The higher elevation village of Sta. Maria Val Müstair has an average of 94.6 days of rain per year and on average receives 801 mm of precipitation. The wettest month is August during which time Sta. Maria Val Müstair receives an average of 105 mm of precipitation. During this month there is precipitation for an average of 10.6 days. The driest month of the year is February with an average of 34 mm of precipitation over 10.6 days.

==Tourism==
There is a small amount of car parking in the village. It is the starting point for a number of hiking trails. Above Tschierv, at the mountain Minschuns, is a little ski resort. In 2009, during the International Year of Astronomy, a new public observatory Alpine Astrovillage Lü-Stailas was inaugurated.

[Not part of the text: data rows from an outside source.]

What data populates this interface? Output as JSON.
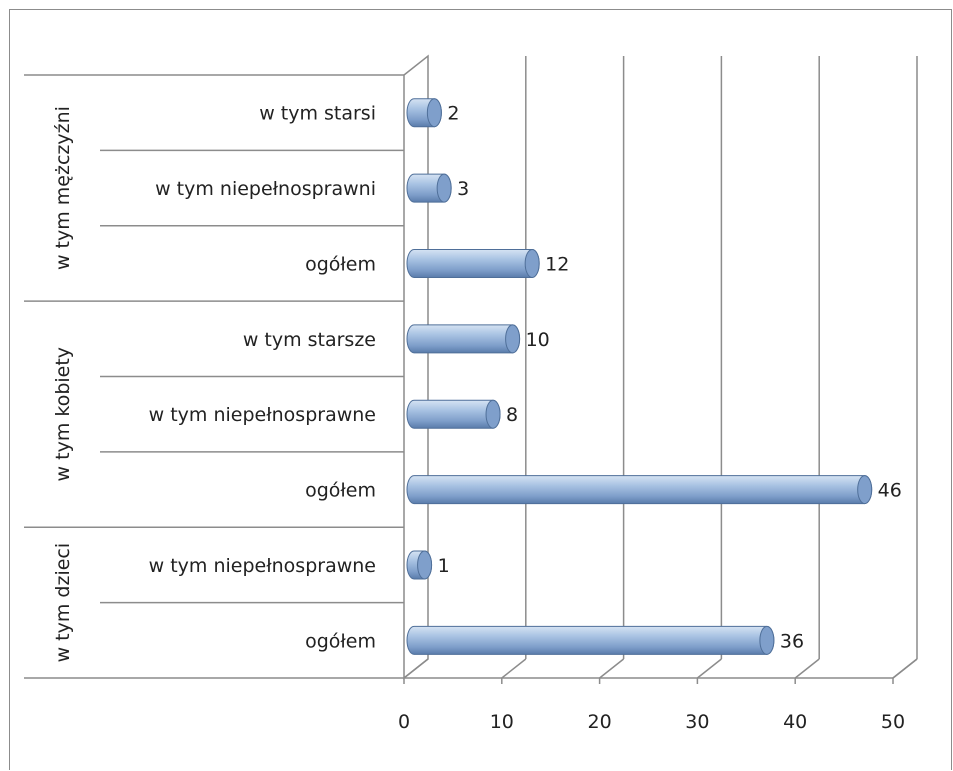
{
  "chart_data": {
    "type": "bar",
    "orientation": "horizontal",
    "style": "3d-cylinder",
    "categories": [
      {
        "group": "w tym mężczyźni",
        "label": "w tym starsi",
        "value": 2
      },
      {
        "group": "w tym mężczyźni",
        "label": "w tym niepełnosprawni",
        "value": 3
      },
      {
        "group": "w tym mężczyźni",
        "label": "ogółem",
        "value": 12
      },
      {
        "group": "w tym kobiety",
        "label": "w tym starsze",
        "value": 10
      },
      {
        "group": "w tym kobiety",
        "label": "w tym niepełnosprawne",
        "value": 8
      },
      {
        "group": "w tym kobiety",
        "label": "ogółem",
        "value": 46
      },
      {
        "group": "w tym dzieci",
        "label": "w tym niepełnosprawne",
        "value": 1
      },
      {
        "group": "w tym dzieci",
        "label": "ogółem",
        "value": 36
      }
    ],
    "groups": [
      "w tym mężczyźni",
      "w tym kobiety",
      "w tym dzieci"
    ],
    "x_ticks": [
      "0",
      "10",
      "20",
      "30",
      "40",
      "50"
    ],
    "xlim": [
      0,
      50
    ],
    "grid": true,
    "legend": "none",
    "colors": {
      "bar": "#95b3d7",
      "bar_dark": "#4f6f99",
      "grid": "#8c8c8c"
    }
  }
}
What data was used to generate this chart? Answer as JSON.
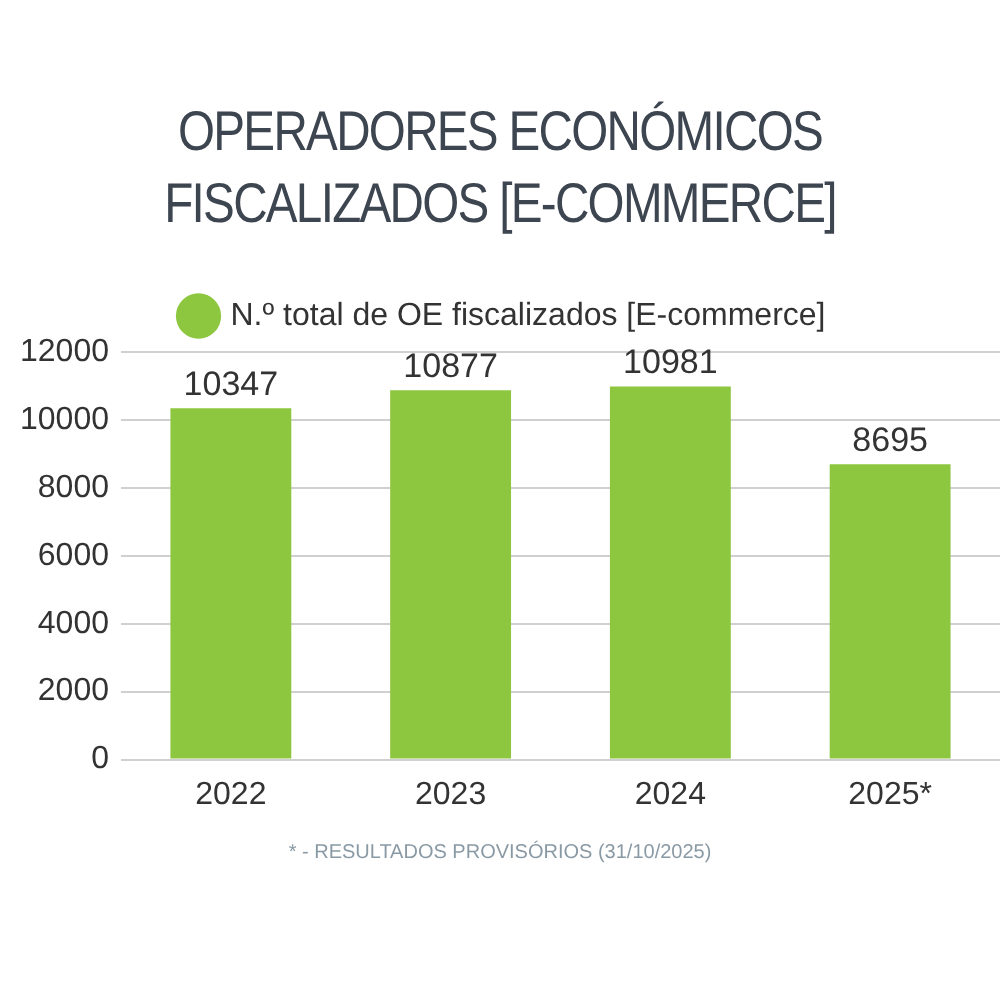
{
  "chart_data": {
    "type": "bar",
    "title": "OPERADORES ECONÓMICOS FISCALIZADOS [E-COMMERCE]",
    "categories": [
      "2022",
      "2023",
      "2024",
      "2025*"
    ],
    "series": [
      {
        "name": "N.º total de OE fiscalizados [E-commerce]",
        "color": "#8dc63f",
        "values": [
          10347,
          10877,
          10981,
          8695
        ]
      }
    ],
    "ylim": [
      0,
      12000
    ],
    "yticks": [
      0,
      2000,
      4000,
      6000,
      8000,
      10000,
      12000
    ],
    "grid": "y",
    "legend": "top",
    "data_labels": true,
    "annotations": [
      "* - RESULTADOS PROVISÓRIOS (31/10/2025)"
    ]
  }
}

The center is equipped with robotic telescopes for direct observations, as well as for astrophotography. The equipment is also used to provide introductory courses for amateur astronomers. The Astrovillage is located on a terrace at an elevation of 6400 ft.

==Sports==
Val Müstair has hosted several stages of the Tour de Ski, a cross-country skiing stage event.

== Notable residents ==
Donna Leon, American crime novelist.